Western commentators, continually concerned about infrastructure inadequacies in their own countries, might have viewed this performance too uncritically. From that perspective, a government commitment to bridges, roads, airports and new, more efficient factories seems an unquestionable good.
However, there is evidence that Chinese investment spending has been excessive insofar as there is now widespread excess capacity and fading investment returns.
According to the Asian Development Bank, gross domestic capital formation accounted for 44.4% of Chinese GDP in 2008. The proportion of capital spending in GDP had been running above 40% since 2003. In 2008, consumption spending made up just 36.1% of GDP. In the current year, the contribution of capital spending could exceed 50%.
In India, Asia's other large developing economy, consumption accounted for an estimated 55% of GDP in 2008 and investment spending was equivalent to just 34%. In Indonesia, the capital spending ratio was 28% in 2008 and 15% in the Philippines.
Under almost any circumstances, China's investment program was likely to outstrip anything among either the advanced or the developing economies. However, there has been some evidence of Chinese provincial authorities opting for investment as the easiest way to meet centrally imposed growth objectives. Similarly, there has been evidence that spending has been maximized, even as the return on investment began to decline, to ensure that subsequent allocations of capital funds would not be lost.
Superimposed on these already high levels of capital spending in the last 12 months has been a highly capital intensive government stimulus program.
Chinese policymakers were always going to have a tough job rebalancing the respective contributions of investment and consumption. One of the consequences of these artificially high levels of investment will be a more rapid curtailment of investment spending in the coming two years than would otherwise have been needed.
China's policy makers will have to manage the transition from an economy driven by investment spending to one driven by consumption spending in such a way that consumption growth accelerates fast enough to adequately compensate for a likely fall in investment.
This puts the Chinese authorities in a severe bind if they wish to target a 10% growth rate any longer. The maths confronting them is quite stark.
Let's say investment in 2009 is 50% of GDP and consumption is 35% leaving the remaining 15% to be contributed from other sources.

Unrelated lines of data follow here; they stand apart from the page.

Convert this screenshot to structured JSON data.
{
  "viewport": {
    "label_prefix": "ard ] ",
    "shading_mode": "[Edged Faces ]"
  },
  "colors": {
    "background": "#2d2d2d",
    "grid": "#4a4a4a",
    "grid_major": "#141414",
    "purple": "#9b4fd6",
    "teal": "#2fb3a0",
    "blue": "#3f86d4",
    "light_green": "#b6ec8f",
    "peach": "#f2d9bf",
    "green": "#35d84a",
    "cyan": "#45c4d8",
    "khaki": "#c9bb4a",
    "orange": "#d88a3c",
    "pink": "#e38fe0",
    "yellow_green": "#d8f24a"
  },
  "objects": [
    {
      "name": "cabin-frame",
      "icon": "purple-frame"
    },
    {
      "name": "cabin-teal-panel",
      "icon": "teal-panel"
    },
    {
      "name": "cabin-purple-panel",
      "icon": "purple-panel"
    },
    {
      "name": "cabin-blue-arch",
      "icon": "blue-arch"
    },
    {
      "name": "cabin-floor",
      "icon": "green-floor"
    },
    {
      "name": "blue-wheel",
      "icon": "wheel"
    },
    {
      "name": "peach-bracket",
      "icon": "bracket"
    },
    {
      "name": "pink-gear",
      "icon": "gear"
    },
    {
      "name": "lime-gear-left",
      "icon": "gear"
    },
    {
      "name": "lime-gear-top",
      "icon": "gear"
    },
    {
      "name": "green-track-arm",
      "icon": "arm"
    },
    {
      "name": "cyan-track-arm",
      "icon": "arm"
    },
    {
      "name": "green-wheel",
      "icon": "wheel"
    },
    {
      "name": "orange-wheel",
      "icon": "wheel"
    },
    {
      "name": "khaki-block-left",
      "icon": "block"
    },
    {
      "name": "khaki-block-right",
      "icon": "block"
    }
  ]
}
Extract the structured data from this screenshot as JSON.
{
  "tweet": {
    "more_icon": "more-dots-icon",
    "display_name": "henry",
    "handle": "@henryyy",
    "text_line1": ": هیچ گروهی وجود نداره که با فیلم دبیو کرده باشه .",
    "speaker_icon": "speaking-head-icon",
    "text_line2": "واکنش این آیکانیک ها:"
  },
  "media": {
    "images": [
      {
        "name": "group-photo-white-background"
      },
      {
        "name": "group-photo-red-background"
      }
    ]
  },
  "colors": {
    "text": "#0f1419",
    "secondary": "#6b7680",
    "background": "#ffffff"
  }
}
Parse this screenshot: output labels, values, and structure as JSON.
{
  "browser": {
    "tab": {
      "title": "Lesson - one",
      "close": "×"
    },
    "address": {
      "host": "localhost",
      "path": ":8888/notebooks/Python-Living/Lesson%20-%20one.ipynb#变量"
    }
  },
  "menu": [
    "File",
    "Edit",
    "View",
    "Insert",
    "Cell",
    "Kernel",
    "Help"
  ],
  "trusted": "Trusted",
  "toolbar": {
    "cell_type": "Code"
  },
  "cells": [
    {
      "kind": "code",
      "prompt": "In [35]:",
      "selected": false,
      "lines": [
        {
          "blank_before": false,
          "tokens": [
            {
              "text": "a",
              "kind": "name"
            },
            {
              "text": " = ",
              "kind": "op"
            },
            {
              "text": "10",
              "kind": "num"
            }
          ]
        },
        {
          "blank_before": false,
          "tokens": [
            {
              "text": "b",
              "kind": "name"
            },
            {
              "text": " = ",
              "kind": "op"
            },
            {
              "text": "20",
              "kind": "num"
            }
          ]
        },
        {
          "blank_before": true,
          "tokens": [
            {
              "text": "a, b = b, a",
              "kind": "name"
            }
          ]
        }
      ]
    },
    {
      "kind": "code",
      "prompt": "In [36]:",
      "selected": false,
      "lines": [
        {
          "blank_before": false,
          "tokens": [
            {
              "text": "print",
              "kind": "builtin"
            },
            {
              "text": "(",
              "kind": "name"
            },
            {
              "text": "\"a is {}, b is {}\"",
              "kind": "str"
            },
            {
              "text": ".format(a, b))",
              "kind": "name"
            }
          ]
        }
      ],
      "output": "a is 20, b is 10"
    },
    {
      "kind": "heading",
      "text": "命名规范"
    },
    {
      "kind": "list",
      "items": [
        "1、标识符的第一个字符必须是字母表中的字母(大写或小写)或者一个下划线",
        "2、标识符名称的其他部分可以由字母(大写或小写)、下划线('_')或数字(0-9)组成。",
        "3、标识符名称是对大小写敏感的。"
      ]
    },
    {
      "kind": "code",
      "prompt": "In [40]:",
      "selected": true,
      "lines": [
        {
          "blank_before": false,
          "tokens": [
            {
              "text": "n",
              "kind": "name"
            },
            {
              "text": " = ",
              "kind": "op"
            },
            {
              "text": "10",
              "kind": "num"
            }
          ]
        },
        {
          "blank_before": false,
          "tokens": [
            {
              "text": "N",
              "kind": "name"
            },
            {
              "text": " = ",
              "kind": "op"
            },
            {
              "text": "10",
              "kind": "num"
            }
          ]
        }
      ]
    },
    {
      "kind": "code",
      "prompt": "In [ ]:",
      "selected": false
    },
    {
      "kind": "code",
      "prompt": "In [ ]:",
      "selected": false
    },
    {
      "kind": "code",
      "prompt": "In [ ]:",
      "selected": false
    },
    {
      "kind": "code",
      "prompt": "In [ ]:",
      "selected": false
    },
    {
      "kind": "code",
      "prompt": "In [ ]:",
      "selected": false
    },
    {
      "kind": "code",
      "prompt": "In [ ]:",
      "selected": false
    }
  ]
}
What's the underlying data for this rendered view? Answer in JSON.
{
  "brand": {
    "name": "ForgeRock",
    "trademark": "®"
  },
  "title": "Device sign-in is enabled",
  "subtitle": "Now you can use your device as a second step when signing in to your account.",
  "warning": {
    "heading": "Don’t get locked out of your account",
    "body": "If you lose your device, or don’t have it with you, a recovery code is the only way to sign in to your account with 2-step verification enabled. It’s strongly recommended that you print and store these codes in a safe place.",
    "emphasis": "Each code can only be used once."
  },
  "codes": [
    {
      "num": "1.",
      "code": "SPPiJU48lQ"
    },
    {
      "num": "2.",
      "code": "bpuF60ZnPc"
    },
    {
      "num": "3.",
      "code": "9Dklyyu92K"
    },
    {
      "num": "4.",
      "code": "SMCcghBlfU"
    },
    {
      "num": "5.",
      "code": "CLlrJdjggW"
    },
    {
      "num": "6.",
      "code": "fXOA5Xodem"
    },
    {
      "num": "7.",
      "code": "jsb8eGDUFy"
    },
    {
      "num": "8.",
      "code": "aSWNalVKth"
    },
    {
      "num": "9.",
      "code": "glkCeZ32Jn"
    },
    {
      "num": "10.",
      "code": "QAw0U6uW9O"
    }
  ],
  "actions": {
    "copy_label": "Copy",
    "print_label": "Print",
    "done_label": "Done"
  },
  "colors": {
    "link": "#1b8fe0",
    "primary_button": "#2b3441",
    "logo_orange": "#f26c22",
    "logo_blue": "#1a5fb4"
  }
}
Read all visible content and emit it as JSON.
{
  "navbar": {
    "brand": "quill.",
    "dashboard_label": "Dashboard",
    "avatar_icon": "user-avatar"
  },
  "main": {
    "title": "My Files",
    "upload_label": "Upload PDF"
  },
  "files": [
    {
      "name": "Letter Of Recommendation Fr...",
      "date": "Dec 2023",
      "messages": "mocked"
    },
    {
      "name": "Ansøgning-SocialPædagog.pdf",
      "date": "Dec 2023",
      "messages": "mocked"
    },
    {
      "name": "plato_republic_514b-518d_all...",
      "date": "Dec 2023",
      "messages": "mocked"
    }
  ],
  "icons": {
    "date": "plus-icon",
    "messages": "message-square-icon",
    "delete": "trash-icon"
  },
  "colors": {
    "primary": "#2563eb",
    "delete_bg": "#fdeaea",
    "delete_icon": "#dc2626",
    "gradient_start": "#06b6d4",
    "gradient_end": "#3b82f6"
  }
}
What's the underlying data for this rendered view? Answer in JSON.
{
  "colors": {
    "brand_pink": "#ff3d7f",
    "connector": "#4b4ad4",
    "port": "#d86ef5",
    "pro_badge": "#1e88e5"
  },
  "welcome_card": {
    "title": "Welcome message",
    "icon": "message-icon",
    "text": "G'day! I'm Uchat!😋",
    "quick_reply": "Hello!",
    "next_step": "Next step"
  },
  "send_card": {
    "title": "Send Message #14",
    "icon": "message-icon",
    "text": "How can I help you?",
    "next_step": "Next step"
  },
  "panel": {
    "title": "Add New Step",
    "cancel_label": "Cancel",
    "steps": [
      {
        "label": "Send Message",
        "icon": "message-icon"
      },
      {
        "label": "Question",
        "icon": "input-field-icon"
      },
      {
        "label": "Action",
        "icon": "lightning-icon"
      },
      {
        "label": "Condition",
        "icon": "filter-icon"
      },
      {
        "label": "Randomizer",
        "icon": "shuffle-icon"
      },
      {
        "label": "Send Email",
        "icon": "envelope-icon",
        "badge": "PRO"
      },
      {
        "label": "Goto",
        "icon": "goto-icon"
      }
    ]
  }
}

Let's also say that investment spending is unchanged at its currently elevated level in 2010. If GDP growth is to approach 10%, consumption spending would have to grow at a rate near 30% in a single year. This would be nearly unimaginable.
If, in 2011, investment spending drops back toward an already very high level of 40%, consumption spending would have to rise by another 45% to get us close to a 10% growth target.
We might be inclined to give the Chinese authorities the benefit of the doubt. After all, haven't they done an outstanding job so far in managing a transition to a vibrant market based economy? Nonetheless, these would be extraordinary outcomes if they were achieved.